Last week, the court, unfortunately, agreed to hear a case that challenges contribution limits to political candidates and party committees, threatening to dismantle what remains of post-Watergate efforts to address the corrupting effects of money on politics. One of the central principles set in the landmark Buckley v. Valeo case in 1976 — that contributions can be more strictly regulated than spending because of the potential for corruption — could come under attack.
The case at hand, brought by Shaun McCutcheon, an Alabama businessman and conservative activist, challenges overall contribution limits for each two-year election cycle ($46,200 to candidates and their committees and $70,800 to other political committees), not the more familiar limits on contributions to individual candidates and committees ($2,500 per election). He argues the limits are too low, and unconstitutional in general.
Last year, a special court in Washington upheld the overall limits, correctly seeing that individual candidates easily could figure out who has an interest in putting them in office. That reflects the core message from the Buckley case about a potential corrupting influence. It was not lost on the special court that money can be moved around from committee to committee, circumventing the limits on individual contributions.

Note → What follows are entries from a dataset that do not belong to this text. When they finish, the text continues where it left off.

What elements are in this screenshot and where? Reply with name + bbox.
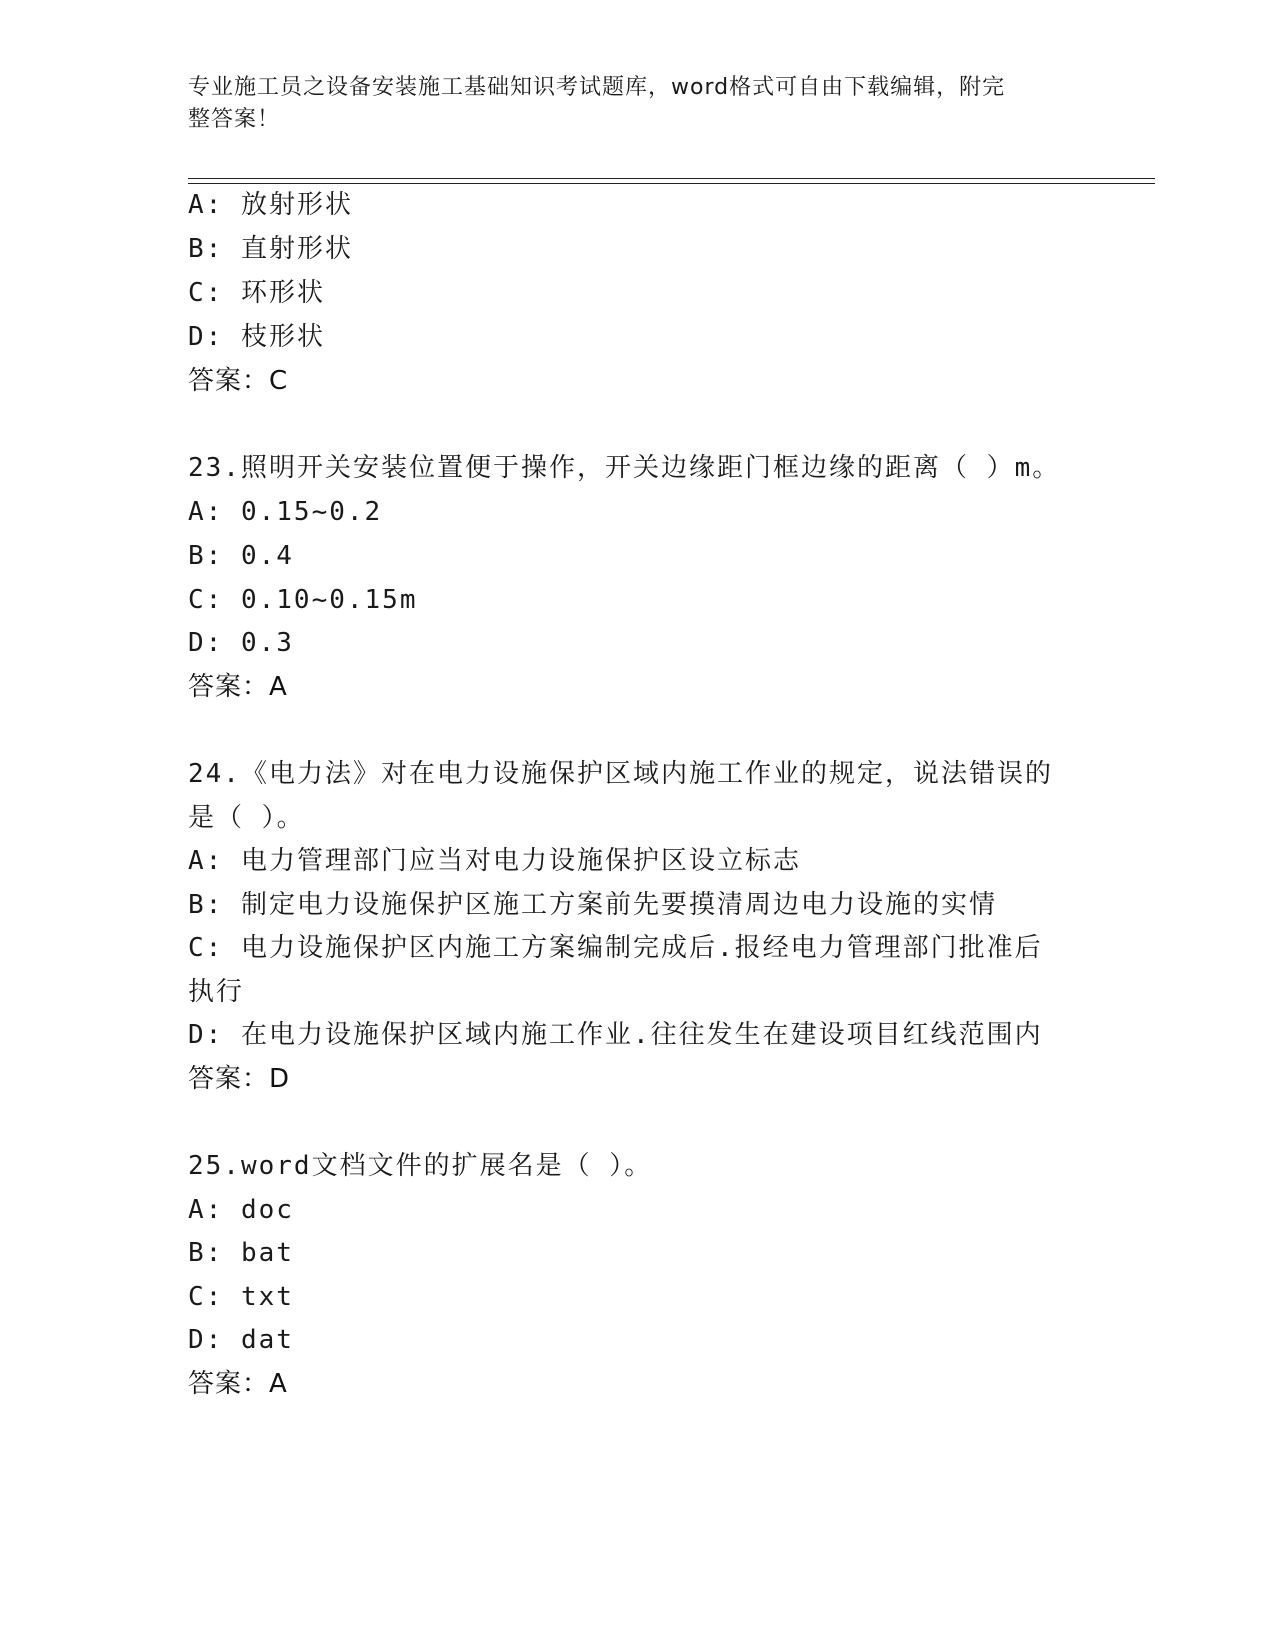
q25-option-d: D: dat <box>188 1325 294 1355</box>
q22-option-d: D: 枝形状 <box>188 322 325 352</box>
q25-option-c: C: txt <box>188 1282 294 1312</box>
q24-option-c-continued: 执行 <box>188 977 245 1007</box>
q22-option-c: C: 环形状 <box>188 278 325 308</box>
q24-option-b: B: 制定电力设施保护区施工方案前先要摸清周边电力设施的实情 <box>188 890 997 920</box>
document-header <box>188 72 1068 136</box>
q25-option-a: A: doc <box>188 1195 294 1225</box>
q25-answer: 答案：A <box>188 1369 288 1399</box>
q24-question-line-2: 是（ ）。 <box>188 803 305 833</box>
q22-option-a: A: 放射形状 <box>188 190 353 220</box>
q23-option-b: B: 0.4 <box>188 541 294 571</box>
header-divider-top <box>188 178 1155 179</box>
q24-question-line-1: 24.《电力法》对在电力设施保护区域内施工作业的规定，说法错误的 <box>188 759 1053 789</box>
q22-option-b: B: 直射形状 <box>188 234 353 264</box>
q24-answer: 答案：D <box>188 1064 291 1094</box>
header-divider-bottom <box>188 183 1155 184</box>
q25-option-b: B: bat <box>188 1238 294 1268</box>
header-line-2: 整答案！ <box>188 107 281 132</box>
q24-option-a: A: 电力管理部门应当对电力设施保护区设立标志 <box>188 846 801 876</box>
header-line-1: 专业施工员之设备安装施工基础知识考试题库，word格式可自由下载编辑，附完 <box>188 75 1006 100</box>
q23-answer: 答案：A <box>188 672 288 702</box>
q23-option-a: A: 0.15~0.2 <box>188 497 383 527</box>
q25-question: 25.word文档文件的扩展名是（ ）。 <box>188 1151 653 1181</box>
q23-question: 23.照明开关安装位置便于操作，开关边缘距门框边缘的距离（ ）m。 <box>188 453 1061 483</box>
q22-answer: 答案：C <box>188 366 289 396</box>
q23-option-d: D: 0.3 <box>188 628 294 658</box>
q23-option-c: C: 0.10~0.15m <box>188 585 418 615</box>
q24-option-c: C: 电力设施保护区内施工方案编制完成后.报经电力管理部门批准后 <box>188 933 1043 963</box>
q24-option-d: D: 在电力设施保护区域内施工作业.往往发生在建设项目红线范围内 <box>188 1020 1043 1050</box>
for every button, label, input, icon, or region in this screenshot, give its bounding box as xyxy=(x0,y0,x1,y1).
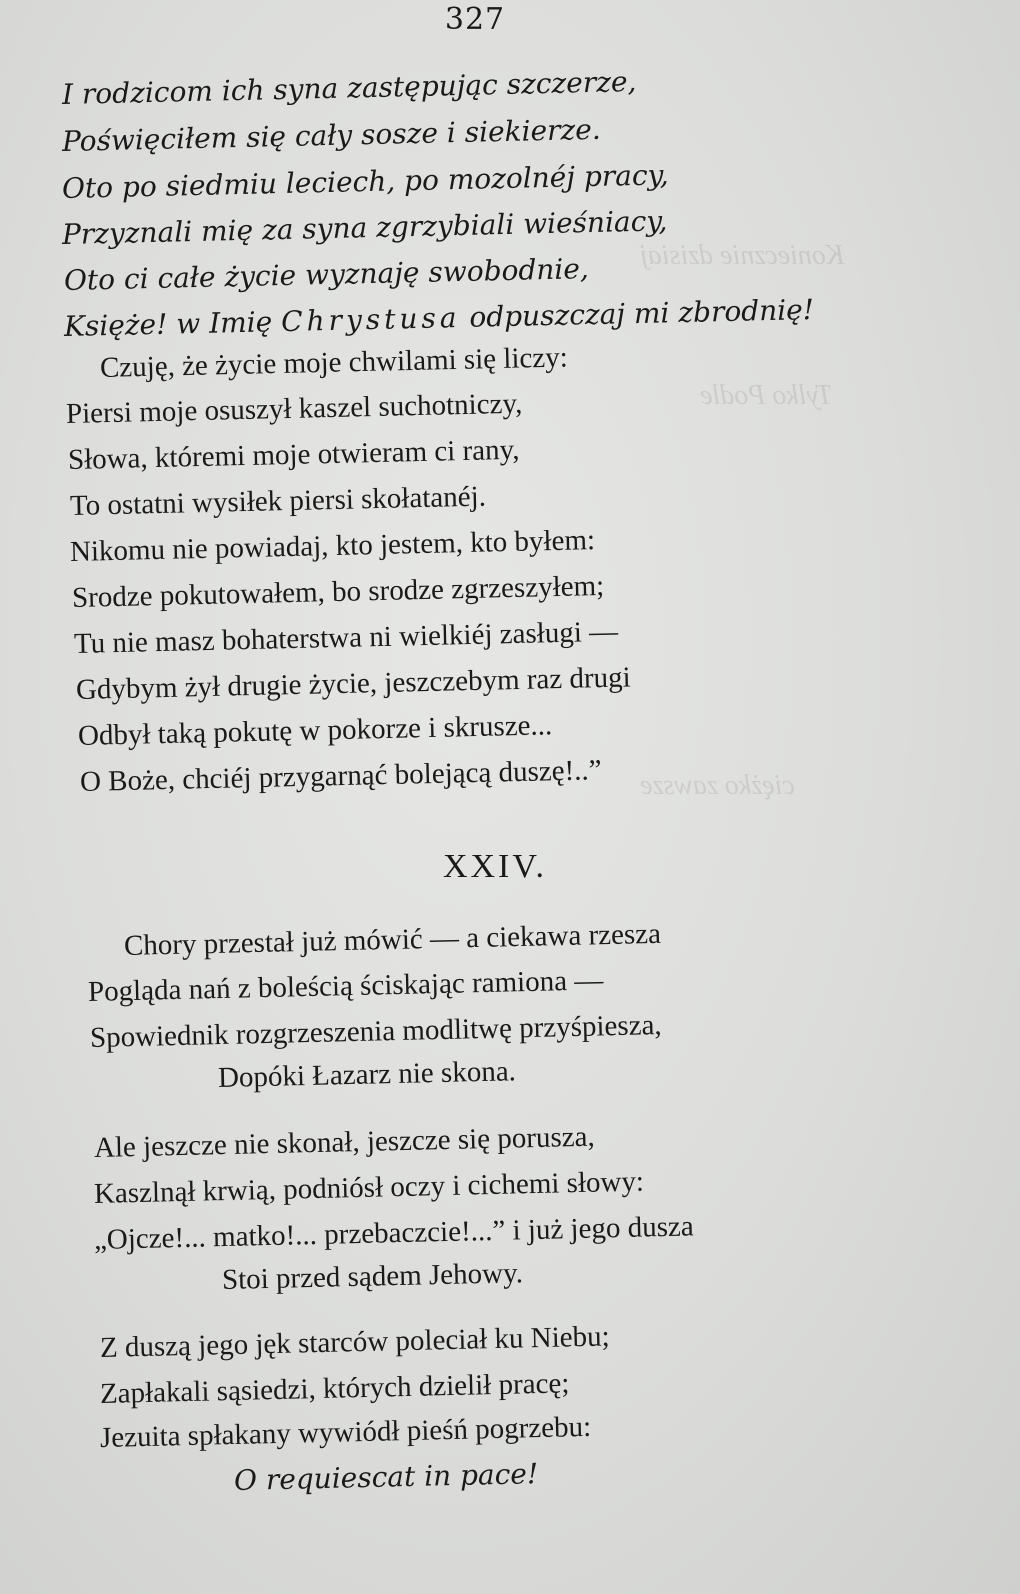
verse-line: Czuję, że życie moje chwilami się liczy: xyxy=(99,341,569,384)
verse-line: Gdybym żył drugie życie, jeszczebym raz drugi xyxy=(75,661,632,706)
verse-line: Dopóki Łazarz nie skona. xyxy=(217,1055,517,1094)
verse-line: Słowa, któremi moje otwieram ci rany, xyxy=(67,433,520,476)
invocation-name: Chrystusa xyxy=(280,301,461,339)
verse-line: Pogląda nań z boleścią ściskając ramiona — xyxy=(87,964,604,1008)
verse-line: Chory przestał już mówić — a ciekawa rzesza xyxy=(123,917,662,962)
verse-line: Oto ci całe życie wyznaję swobodnie, xyxy=(63,252,590,297)
verse-line: Ale jeszcze nie skonał, jeszcze się porusza, xyxy=(93,1120,596,1164)
verse-line: Poświęciłem się cały sosze i siekierze. xyxy=(61,112,602,158)
verse-line: Oto po siedmiu leciech, po mozolnéj pracy, xyxy=(61,158,669,205)
verse-line: Nikomu nie powiadaj, kto jestem, kto byłem: xyxy=(69,524,596,568)
verse-line: I rodzicom ich syna zastępując szczerze, xyxy=(61,64,637,111)
verse-line: O Boże, chciéj przygarnąć bolejącą duszę!..” xyxy=(79,754,602,798)
invocation-before: Księże! w Imię xyxy=(63,305,282,343)
verse-line: Przyznali mię za syna zgrzybiali wieśniacy, xyxy=(61,204,668,251)
section-heading: XXIV. xyxy=(442,848,548,885)
verse-line: Srodze pokutowałem, bo srodze zgrzeszyłem; xyxy=(71,569,605,614)
verse-line: „Ojcze!... matko!... przebaczcie!...” i już jego dusza xyxy=(93,1210,695,1256)
verse-line: Spowiednik rozgrzeszenia modlitwę przyśpiesza, xyxy=(89,1009,662,1054)
verse-line: Kaszlnął krwią, podniósł oczy i cichemi słowy: xyxy=(93,1165,645,1210)
verse-line: Jezuita spłakany wywiódł pieśń pogrzebu: xyxy=(99,1410,592,1454)
page-number: 327 xyxy=(444,2,506,37)
show-through-text: Tylko Podle xyxy=(700,380,833,411)
verse-line: Z duszą jego jęk starców poleciał ku Niebu; xyxy=(99,1320,610,1364)
verse-line: To ostatni wysiłek piersi skołatanéj. xyxy=(69,480,487,522)
verse-line-invocation xyxy=(64,293,815,343)
verse-line: Odbył taką pokutę w pokorze i skrusze... xyxy=(77,709,553,752)
verse-line: Stoi przed sądem Jehowy. xyxy=(221,1257,524,1296)
show-through-text: ciężko zawsze xyxy=(640,770,795,801)
invocation-after: odpuszczaj mi zbrodnię! xyxy=(460,292,815,334)
show-through-text: Koniecznie dzisiaj xyxy=(640,240,845,271)
verse-line: Piersi moje osuszył kaszel suchotniczy, xyxy=(65,387,523,430)
verse-line: Tu nie masz bohaterstwa ni wielkiéj zasługi — xyxy=(73,615,619,660)
verse-line: Zapłakali sąsiedzi, których dzielił pracę; xyxy=(99,1367,570,1410)
verse-line-latin: O requiescat in pace! xyxy=(233,1457,539,1497)
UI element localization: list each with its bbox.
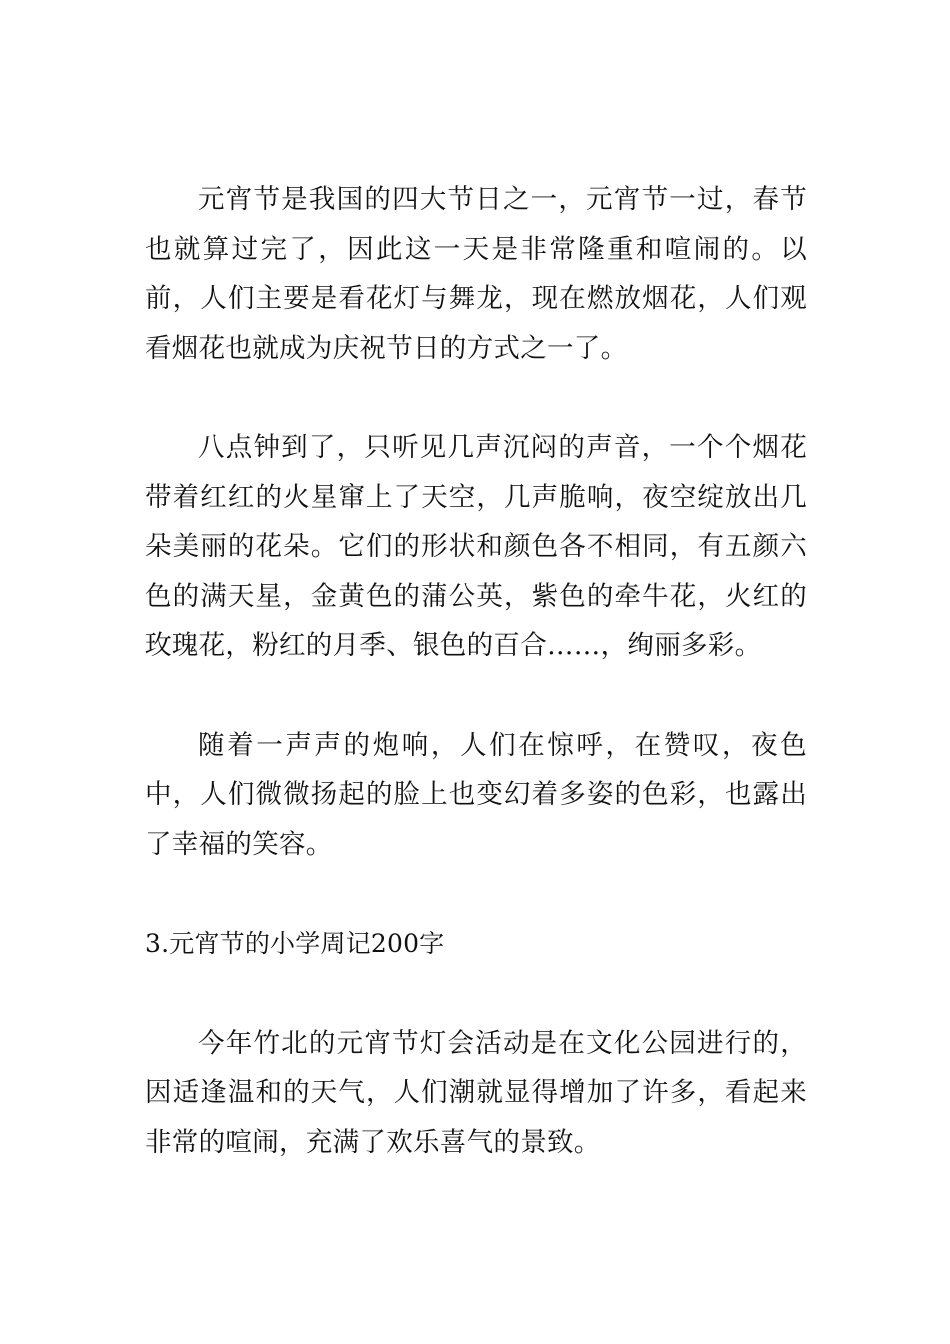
paragraph-lantern-festival-intro: 元宵节是我国的四大节日之一，元宵节一过，春节也就算过完了，因此这一天是非常隆重和喧闹的。以前，人们主要是看花灯与舞龙，现在燃放烟花，人们观看烟花也就成为庆祝节日的方式之一了。 [145,184,807,364]
paragraph-people-reaction: 随着一声声的炮响，人们在惊呼，在赞叹，夜色中，人们微微扬起的脸上也变幻着多姿的色彩，也露出了幸福的笑容。 [145,729,807,860]
paragraph-spacer [145,869,807,919]
paragraph-spacer [145,373,807,423]
section-heading: 3.元宵节的小学周记200字 [145,929,445,958]
paragraph-spacer [145,671,807,721]
document-body [145,175,807,1167]
paragraph-lantern-event: 今年竹北的元宵节灯会活动是在文化公园进行的，因适逢温和的天气，人们潮就显得增加了许多，看起来非常的喧闹，充满了欢乐喜气的景致。 [145,1027,807,1158]
paragraph-spacer [145,969,807,1019]
paragraph-fireworks-description: 八点钟到了，只听见几声沉闷的声音，一个个烟花带着红红的火星窜上了天空，几声脆响，夜空绽放出几朵美丽的花朵。它们的形状和颜色各不相同，有五颜六色的满天星，金黄色的蒲公英，紫色的牵牛花，火红的玫瑰花，粉红的月季、银色的百合……，绚丽多彩。 [145,432,807,661]
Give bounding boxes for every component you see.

The high court would do well to resist departing from precedent and uphold the caps on overall contributions. Should the limits go, experts in campaign finance correctly fear, it could lead to the end of all contribution limits. Already some organizations operate under IRS rules that do not require disclosure of donors. Will the court now compound the problem by returning to a wide-open system in which those with the most money overwhelm elections, and then drown out the voices of others when policy decisions are made?